Tanggal 1 Juni 2026 menjadi salah satu tanggal yang paling mudah dikenali di awal bulan karena bertepatan dengan hari libur nasional dan jatuh pada hari Senin. Bagi banyak orang, momen ini penting bukan hanya karena ada waktu istirahat, tetapi juga karena menjadi penanda resmi peringatan Hari Lahir Pancasila.
Di balik tanggal merah itu, tersimpan sejarah panjang yang berkaitan langsung dengan proses lahirnya dasar negara Indonesia. Peringatan 1 Juni mengingatkan kembali pada momen ketika gagasan Pancasila pertama kali diperkenalkan ke publik dalam sidang Badan Penyelidik Usaha-usaha Persiapan Kemerdekaan Indonesia atau BPUPK.

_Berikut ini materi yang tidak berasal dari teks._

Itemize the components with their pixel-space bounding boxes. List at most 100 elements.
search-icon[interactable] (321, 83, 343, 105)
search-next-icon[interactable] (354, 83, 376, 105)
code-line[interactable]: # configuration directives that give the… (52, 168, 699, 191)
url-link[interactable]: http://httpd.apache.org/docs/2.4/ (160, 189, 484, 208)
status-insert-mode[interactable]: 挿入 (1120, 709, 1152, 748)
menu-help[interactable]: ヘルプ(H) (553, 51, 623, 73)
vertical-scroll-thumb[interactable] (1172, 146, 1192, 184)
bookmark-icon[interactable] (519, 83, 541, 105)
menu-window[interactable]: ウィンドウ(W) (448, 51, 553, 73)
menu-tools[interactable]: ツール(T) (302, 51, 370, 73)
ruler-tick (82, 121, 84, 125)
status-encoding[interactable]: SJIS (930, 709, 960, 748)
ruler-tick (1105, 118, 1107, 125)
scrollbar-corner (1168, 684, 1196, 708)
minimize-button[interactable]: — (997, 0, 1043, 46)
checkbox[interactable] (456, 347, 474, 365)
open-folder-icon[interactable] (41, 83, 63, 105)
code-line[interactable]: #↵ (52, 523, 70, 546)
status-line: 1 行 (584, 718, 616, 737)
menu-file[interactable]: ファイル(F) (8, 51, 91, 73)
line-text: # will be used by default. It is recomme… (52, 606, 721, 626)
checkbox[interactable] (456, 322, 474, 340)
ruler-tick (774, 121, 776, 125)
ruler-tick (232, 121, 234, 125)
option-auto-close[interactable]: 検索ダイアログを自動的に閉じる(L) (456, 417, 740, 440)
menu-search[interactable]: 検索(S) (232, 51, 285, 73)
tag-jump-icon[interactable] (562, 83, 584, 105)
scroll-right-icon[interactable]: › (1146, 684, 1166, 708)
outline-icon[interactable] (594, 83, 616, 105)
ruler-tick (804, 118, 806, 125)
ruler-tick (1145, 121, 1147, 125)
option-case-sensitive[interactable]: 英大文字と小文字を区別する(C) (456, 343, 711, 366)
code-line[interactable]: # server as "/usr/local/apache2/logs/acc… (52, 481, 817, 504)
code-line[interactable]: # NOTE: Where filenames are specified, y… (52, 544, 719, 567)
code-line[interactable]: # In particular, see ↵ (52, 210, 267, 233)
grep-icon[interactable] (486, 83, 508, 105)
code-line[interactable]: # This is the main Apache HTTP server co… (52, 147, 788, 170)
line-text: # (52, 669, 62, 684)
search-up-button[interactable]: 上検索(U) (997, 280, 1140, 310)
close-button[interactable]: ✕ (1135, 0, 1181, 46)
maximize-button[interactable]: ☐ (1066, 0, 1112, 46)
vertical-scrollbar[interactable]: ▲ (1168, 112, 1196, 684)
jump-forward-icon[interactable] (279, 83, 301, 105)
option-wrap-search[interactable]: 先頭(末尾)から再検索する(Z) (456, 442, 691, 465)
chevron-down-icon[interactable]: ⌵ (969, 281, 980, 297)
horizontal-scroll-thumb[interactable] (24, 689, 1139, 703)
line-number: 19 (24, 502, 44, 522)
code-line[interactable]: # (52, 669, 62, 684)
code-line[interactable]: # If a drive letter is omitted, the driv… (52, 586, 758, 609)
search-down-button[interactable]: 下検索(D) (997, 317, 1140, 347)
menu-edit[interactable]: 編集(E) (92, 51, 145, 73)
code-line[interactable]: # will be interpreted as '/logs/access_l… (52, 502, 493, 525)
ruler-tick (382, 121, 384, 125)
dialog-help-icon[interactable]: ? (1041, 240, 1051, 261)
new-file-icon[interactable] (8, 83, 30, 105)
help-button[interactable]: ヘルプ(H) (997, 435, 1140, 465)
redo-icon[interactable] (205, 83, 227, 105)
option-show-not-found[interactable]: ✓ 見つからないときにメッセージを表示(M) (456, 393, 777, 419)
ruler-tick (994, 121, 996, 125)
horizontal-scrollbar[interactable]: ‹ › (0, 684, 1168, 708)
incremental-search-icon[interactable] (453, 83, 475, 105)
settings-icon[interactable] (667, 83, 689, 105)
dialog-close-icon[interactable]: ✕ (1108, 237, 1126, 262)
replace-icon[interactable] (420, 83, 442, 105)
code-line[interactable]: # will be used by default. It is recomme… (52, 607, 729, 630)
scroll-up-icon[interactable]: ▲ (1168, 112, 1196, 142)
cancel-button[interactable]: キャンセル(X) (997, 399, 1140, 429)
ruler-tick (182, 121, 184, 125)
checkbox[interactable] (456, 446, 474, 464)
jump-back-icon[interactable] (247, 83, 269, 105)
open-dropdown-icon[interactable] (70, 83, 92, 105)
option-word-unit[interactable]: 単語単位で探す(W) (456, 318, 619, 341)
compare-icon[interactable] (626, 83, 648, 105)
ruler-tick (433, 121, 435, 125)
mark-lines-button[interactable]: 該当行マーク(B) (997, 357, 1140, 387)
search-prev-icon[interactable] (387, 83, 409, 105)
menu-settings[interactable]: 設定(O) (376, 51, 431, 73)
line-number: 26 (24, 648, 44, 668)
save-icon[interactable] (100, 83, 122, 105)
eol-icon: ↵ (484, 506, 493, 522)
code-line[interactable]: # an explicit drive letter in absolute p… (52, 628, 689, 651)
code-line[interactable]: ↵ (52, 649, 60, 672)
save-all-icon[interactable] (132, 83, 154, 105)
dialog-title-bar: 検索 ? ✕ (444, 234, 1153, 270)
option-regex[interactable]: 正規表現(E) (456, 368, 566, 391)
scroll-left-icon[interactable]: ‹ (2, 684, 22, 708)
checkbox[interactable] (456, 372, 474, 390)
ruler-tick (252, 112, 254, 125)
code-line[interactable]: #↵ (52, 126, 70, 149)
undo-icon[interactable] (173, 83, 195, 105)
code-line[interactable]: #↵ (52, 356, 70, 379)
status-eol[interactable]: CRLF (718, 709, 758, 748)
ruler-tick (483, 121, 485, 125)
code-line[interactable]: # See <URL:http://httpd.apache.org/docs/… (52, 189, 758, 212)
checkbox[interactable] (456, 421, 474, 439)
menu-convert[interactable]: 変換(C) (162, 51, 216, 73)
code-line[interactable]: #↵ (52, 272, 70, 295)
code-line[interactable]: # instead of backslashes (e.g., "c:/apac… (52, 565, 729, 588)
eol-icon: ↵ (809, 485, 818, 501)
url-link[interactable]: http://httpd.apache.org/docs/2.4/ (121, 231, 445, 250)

Jejak awal dari sidang BPUPK
Sidang pertama BPUPK berlangsung pada 29 Mei hingga 1 Juni 1945. Forum ini dipimpin oleh dr. KRT Radjiman Wedyodiningrat dan menjadi ruang penting ketika para tokoh bangsa membahas dasar negara bagi Indonesia yang akan merdeka.
Pada 1 Juni 1945, Ir. Sukarno menyampaikan pidato tentang dasar negara di hadapan anggota BPUPK. Dari pidato itulah konsep Pancasila pertama kali diperkenalkan secara terbuka, sehingga tanggal tersebut kemudian dipahami sebagai titik awal lahirnya Pancasila.
Dari gagasan menjadi rumusan negara
Perjalanan Pancasila tidak berhenti pada pidato itu saja. Setelah sidang BPUPK, pembahasan dasar negara berlanjut dan kemudian dirumuskan lebih jauh oleh Panitia Sembilan dalam Piagam Jakarta pada 22 Juni 1945.
Dalam proses tersebut, salah satu perubahan yang paling dikenal terjadi pada sila pertama. Rumusan awal yang tercantum dalam Piagam Jakarta kemudian diubah menjadi “Ketuhanan Yang Maha Esa” agar dapat menjaga persatuan bangsa Indonesia yang majemuk.
Perubahan itu menunjukkan bahwa Pancasila dibangun dengan mempertimbangkan kebinekaan masyarakat Indonesia. Karena itu, Pancasila tidak hanya hadir sebagai konsep politik, tetapi juga sebagai titik temu kebangsaan.
Pengesahan dan status hari libur
Rumusan final Pancasila akhirnya disahkan oleh Panitia Persiapan Kemerdekaan Indonesia atau PPKI pada 18 Agustus 1945. Sejak saat itu, Pancasila menjadi dasar negara sekaligus pedoman kehidupan berbangsa dan bernegara.
Status 1 Juni sebagai Hari Lahir Pancasila kemudian ditetapkan pemerintah sebagai hari libur tahunan melalui Keputusan Presiden Nomor 24 Tahun 2016. Dengan penetapan itu, 1 Juni tidak lagi sekadar tanggal penting dalam sejarah, tetapi juga hari yang secara resmi diperingati setiap tahun.
Makna peringatan bagi masyarakat
Peringatan Hari Lahir Pancasila biasanya diisi dengan upacara dan berbagai kegiatan kebangsaan. Tujuannya adalah memperkuat nilai persatuan di tengah keberagaman masyarakat Indonesia.
Peringatan ini juga menjadi pengingat agar generasi muda terus memahami dan mengamalkan Pancasila dalam kehidupan sehari-hari. Nilai-nilai yang terkandung di dalamnya tetap dianggap relevan untuk menjaga kebersamaan di tengah perbedaan.
Keberadaan Hari Lahir Pancasila juga melengkapi sejarah ketatanegaraan Indonesia. Sebelumnya, pemerintah menetapkan 18 Agustus sebagai Hari Konstitusi melalui Keputusan Presiden Nomor 18 Tahun 2008.
Dengan demikian, 1 Juni 2026 bukan hanya tanggal merah yang memberi jeda di awal pekan. Tanggal itu tetap membawa makna sejarah karena menandai lahirnya dasar negara yang tumbuh melalui proses panjang, dialog, dan semangat persatuan bangsa.